Benjamin has a total of two hundred fifty-eight coins. He has three times as many nickels as pennies and one-half as many pennies as quarters. How much money does he have?
p+n+q = 258
n = 3p
q = 2p
so
p + 3p + 2p = 258
he has 43 pennies
now finish it off
let x be the no. of pennies
let y be the no. of nickels
let x be the no. of quarters
x + y + z = 258 —> Eq. 1
y = 3x —> Eq. 2
x = 1/2z —> Eq 3.
Solution: substitute y = 3x to Eq. 1
x + y + z = 258
x + 3x + z = 258
4x + z = 258
Substitute x = 1/2z to
4(1/2z) + z = 248
2z + z = 258
3z = 258 ; z = 86 quarters
x = 1/2 (86)
x = 43 pennies
y = 3 (43)
y = 129 nickels
Total Money = 0.01x + 0.05y + 0.25z
= 0.01 (43) + 0.05 (129) + 0.25 (86)
Total Money = $28.38
To find out how much money Benjamin has, we need to determine the number of each type of coin he has.
Let's call the number of pennies P, nickels N, and quarters Q.
From the problem, we can gather the following information:
1. Benjamin has a total of 258 coins: P + N + Q = 258.
2. Benjamin has three times as many nickels as pennies: N = 3P.
3. Benjamin has one-half as many pennies as quarters: P = Q/2.
Now, we can use these equations to solve for the number of each type of coin.
First, replace the value of N in terms of P from equation 2 into equation 1:
P + 3P + Q = 258.
We can simplify this to: 4P + Q = 258.
Next, substitute the value of P from equation 3 in terms of Q:
Q/2 + 3(Q/2) + Q = 258.
We can simplify this to: 4Q/2 + 3Q/2 + Q = 258.
Simplifying further: 2Q + 3Q + 2Q = 516.
Now, combine like terms: 7Q = 516.
Divide both sides by 7: Q = 516/7.
So, the number of quarters, Q, is approximately 73.714.
Since we can't have fractions of a coin, we know that Q must be a whole number.
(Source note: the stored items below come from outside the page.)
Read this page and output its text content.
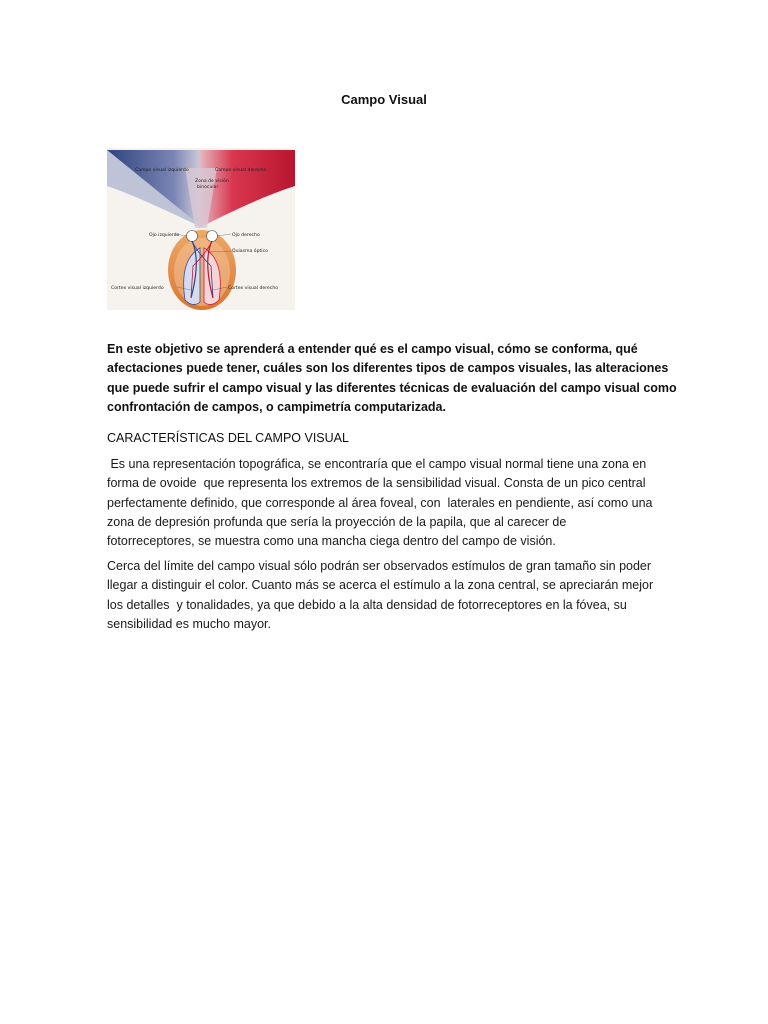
Campo Visual
Campo visual izquierdo	Campo visual derecho
Zona de visión
binocular
Ojo izquierdo	Ojo derecho
Quiasma óptico
Cortex visual izquierdo	Cortex visual derecho
En este objetivo se aprenderá a entender qué es el campo visual, cómo se conforma, qué
afectaciones puede tener, cuáles son los diferentes tipos de campos visuales, las alteraciones
que puede sufrir el campo visual y las diferentes técnicas de evaluación del campo visual como
confrontación de campos, o campimetría computarizada.
CARACTERÍSTICAS DEL CAMPO VISUAL
Es una representación topográfica, se encontraría que el campo visual normal tiene una zona en
forma de ovoide  que representa los extremos de la sensibilidad visual. Consta de un pico central
perfectamente definido, que corresponde al área foveal, con  laterales en pendiente, así como una
zona de depresión profunda que sería la proyección de la papila, que al carecer de
fotorreceptores, se muestra como una mancha ciega dentro del campo de visión.
Cerca del límite del campo visual sólo podrán ser observados estímulos de gran tamaño sin poder
llegar a distinguir el color. Cuanto más se acerca el estímulo a la zona central, se apreciarán mejor
los detalles  y tonalidades, ya que debido a la alta densidad de fotorreceptores en la fóvea, su
sensibilidad es mucho mayor.
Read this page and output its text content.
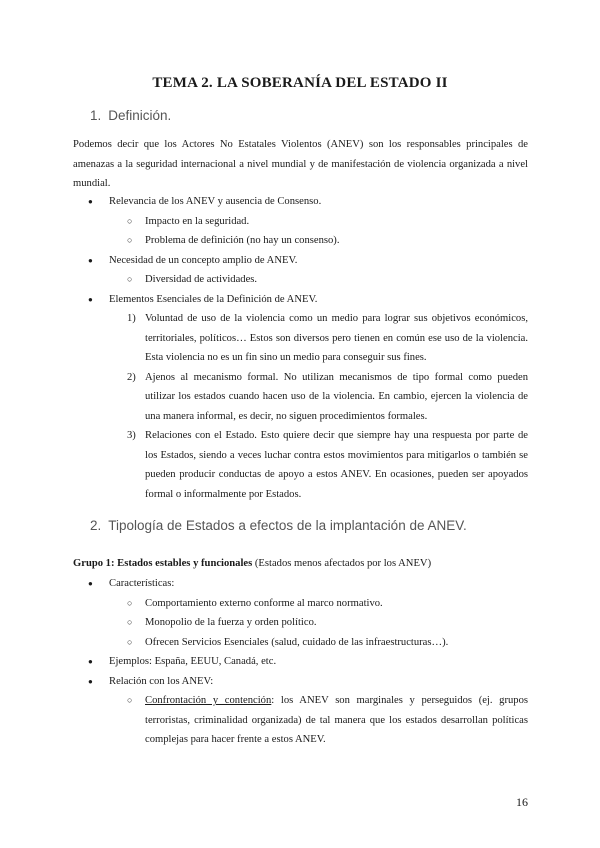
TEMA 2. LA SOBERANÍA DEL ESTADO II
1. Definición.
Podemos decir que los Actores No Estatales Violentos (ANEV) son los responsables principales de amenazas a la seguridad internacional a nivel mundial y de manifestación de violencia organizada a nivel mundial.
● Relevancia de los ANEV y ausencia de Consenso.
○ Impacto en la seguridad.
○ Problema de definición (no hay un consenso).
● Necesidad de un concepto amplio de ANEV.
○ Diversidad de actividades.
● Elementos Esenciales de la Definición de ANEV.
1) Voluntad de uso de la violencia como un medio para lograr sus objetivos económicos, territoriales, políticos… Estos son diversos pero tienen en común ese uso de la violencia. Esta violencia no es un fin sino un medio para conseguir sus fines.
2) Ajenos al mecanismo formal. No utilizan mecanismos de tipo formal como pueden utilizar los estados cuando hacen uso de la violencia. En cambio, ejercen la violencia de una manera informal, es decir, no siguen procedimientos formales.
3) Relaciones con el Estado. Esto quiere decir que siempre hay una respuesta por parte de los Estados, siendo a veces luchar contra estos movimientos para mitigarlos o también se pueden producir conductas de apoyo a estos ANEV. En ocasiones, pueden ser apoyados formal o informalmente por Estados.
2. Tipología de Estados a efectos de la implantación de ANEV.
Grupo 1: Estados estables y funcionales (Estados menos afectados por los ANEV)
● Características:
○ Comportamiento externo conforme al marco normativo.
○ Monopolio de la fuerza y orden político.
○ Ofrecen Servicios Esenciales (salud, cuidado de las infraestructuras…).
● Ejemplos: España, EEUU, Canadá, etc.
● Relación con los ANEV:
○ Confrontación y contención: los ANEV son marginales y perseguidos (ej. grupos terroristas, criminalidad organizada) de tal manera que los estados desarrollan políticas complejas para hacer frente a estos ANEV.
16
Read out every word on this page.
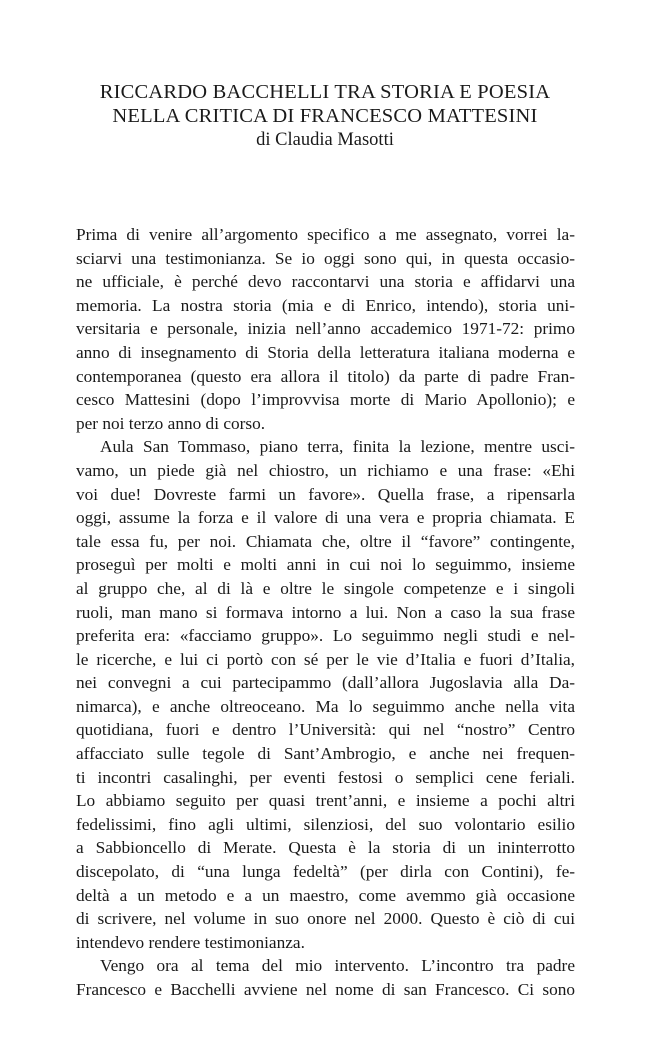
RICCARDO BACCHELLI TRA STORIA E POESIA
NELLA CRITICA DI FRANCESCO MATTESINI
di Claudia Masotti
Prima di venire all’argomento specifico a me assegnato, vorrei la-
sciarvi una testimonianza. Se io oggi sono qui, in questa occasio-
ne ufficiale, è perché devo raccontarvi una storia e affidarvi una
memoria. La nostra storia (mia e di Enrico, intendo), storia uni-
versitaria e personale, inizia nell’anno accademico 1971-72: primo
anno di insegnamento di Storia della letteratura italiana moderna e
contemporanea (questo era allora il titolo) da parte di padre Fran-
cesco Mattesini (dopo l’improvvisa morte di Mario Apollonio); e
per noi terzo anno di corso.
Aula San Tommaso, piano terra, finita la lezione, mentre usci-
vamo, un piede già nel chiostro, un richiamo e una frase: «Ehi
voi due! Dovreste farmi un favore». Quella frase, a ripensarla
oggi, assume la forza e il valore di una vera e propria chiamata. E
tale essa fu, per noi. Chiamata che, oltre il “favore” contingente,
proseguì per molti e molti anni in cui noi lo seguimmo, insieme
al gruppo che, al di là e oltre le singole competenze e i singoli
ruoli, man mano si formava intorno a lui. Non a caso la sua frase
preferita era: «facciamo gruppo». Lo seguimmo negli studi e nel-
le ricerche, e lui ci portò con sé per le vie d’Italia e fuori d’Italia,
nei convegni a cui partecipammo (dall’allora Jugoslavia alla Da-
nimarca), e anche oltreoceano. Ma lo seguimmo anche nella vita
quotidiana, fuori e dentro l’Università: qui nel “nostro” Centro
affacciato sulle tegole di Sant’Ambrogio, e anche nei frequen-
ti incontri casalinghi, per eventi festosi o semplici cene feriali.
Lo abbiamo seguito per quasi trent’anni, e insieme a pochi altri
fedelissimi, fino agli ultimi, silenziosi, del suo volontario esilio
a Sabbioncello di Merate. Questa è la storia di un ininterrotto
discepolato, di “una lunga fedeltà” (per dirla con Contini), fe-
deltà a un metodo e a un maestro, come avemmo già occasione
di scrivere, nel volume in suo onore nel 2000. Questo è ciò di cui
intendevo rendere testimonianza.
Vengo ora al tema del mio intervento. L’incontro tra padre
Francesco e Bacchelli avviene nel nome di san Francesco. Ci sono
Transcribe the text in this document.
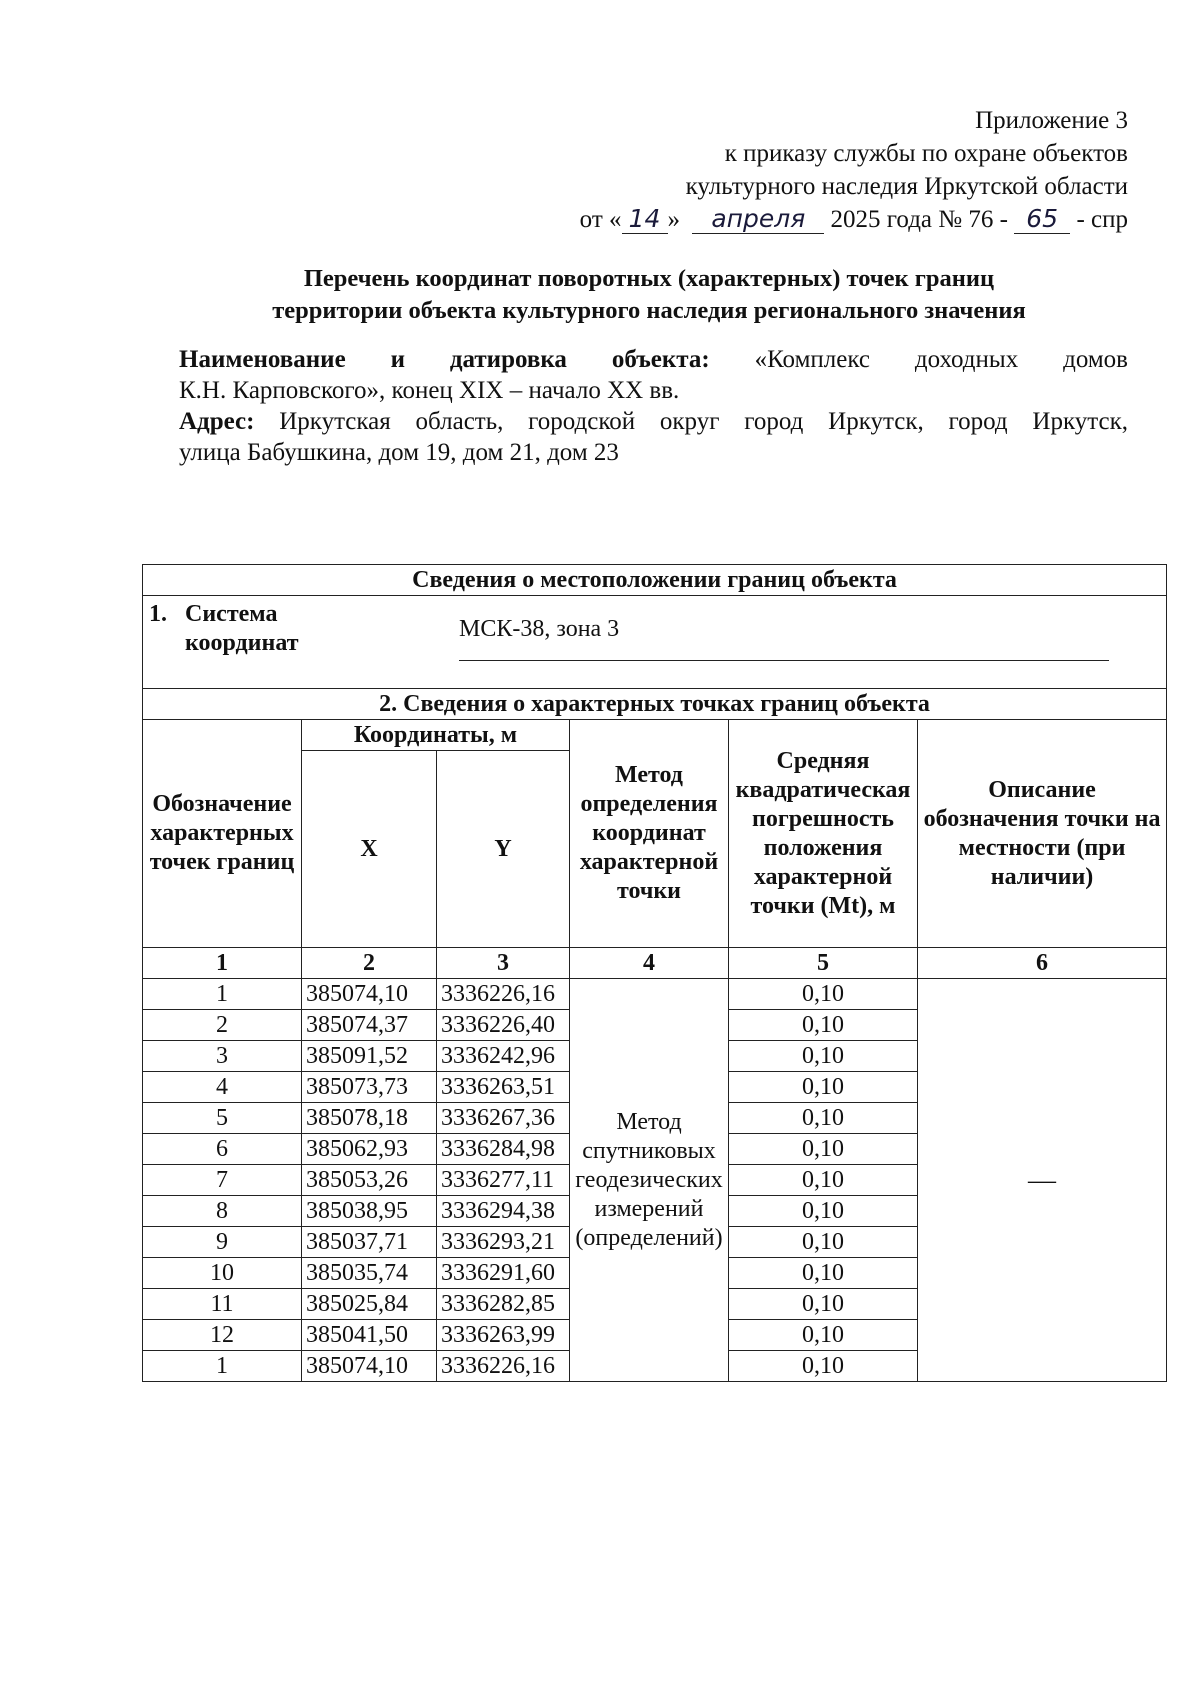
Приложение 3
к приказу службы по охране объектов
культурного наследия Иркутской области
от « 14 » апреля 2025 года № 76 - 65 - спр
Перечень координат поворотных (характерных) точек границ
территории объекта культурного наследия регионального значения

Наименование и датировка объекта: «Комплекс доходных домов

К.Н. Карповского», конец XIX – начало XX вв.

Адрес: Иркутская область, городской округ город Иркутск, город Иркутск,

улица Бабушкина, дом 19, дом 21, дом 23

Сведения о местоположении границ объекта					

1. Система
координат
МСК-38, зона 3					

2. Сведения о характерных точках границ объекта					
Обозначение характерных точек границ	Координаты, м		Метод определения координат характерной точки	Средняя квадратическая погрешность положения характерной точки (Mt), м	Описание обозначения точки на местности (при наличии)
	X	Y			
1	2	3	4	5	6
1	385074,10	3336226,16	Метод спутниковых геодезических измерений (определений)	0,10	—
2	385074,37	3336226,40		0,10	
3	385091,52	3336242,96		0,10	
4	385073,73	3336263,51		0,10	
5	385078,18	3336267,36		0,10	
6	385062,93	3336284,98		0,10	
7	385053,26	3336277,11		0,10	
8	385038,95	3336294,38		0,10	
9	385037,71	3336293,21		0,10	
10	385035,74	3336291,60		0,10	
11	385025,84	3336282,85		0,10	
12	385041,50	3336263,99		0,10	
1	385074,10	3336226,16		0,10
Given that P = Q/2, we can determine that P = 73/2 = 36.5, which is not a whole number either.
This means there must be an error in the problem because we can't have half coins. Please double-check the problem details, especially in relation to the number of pennies and quarters, as it seems there might be a mistake.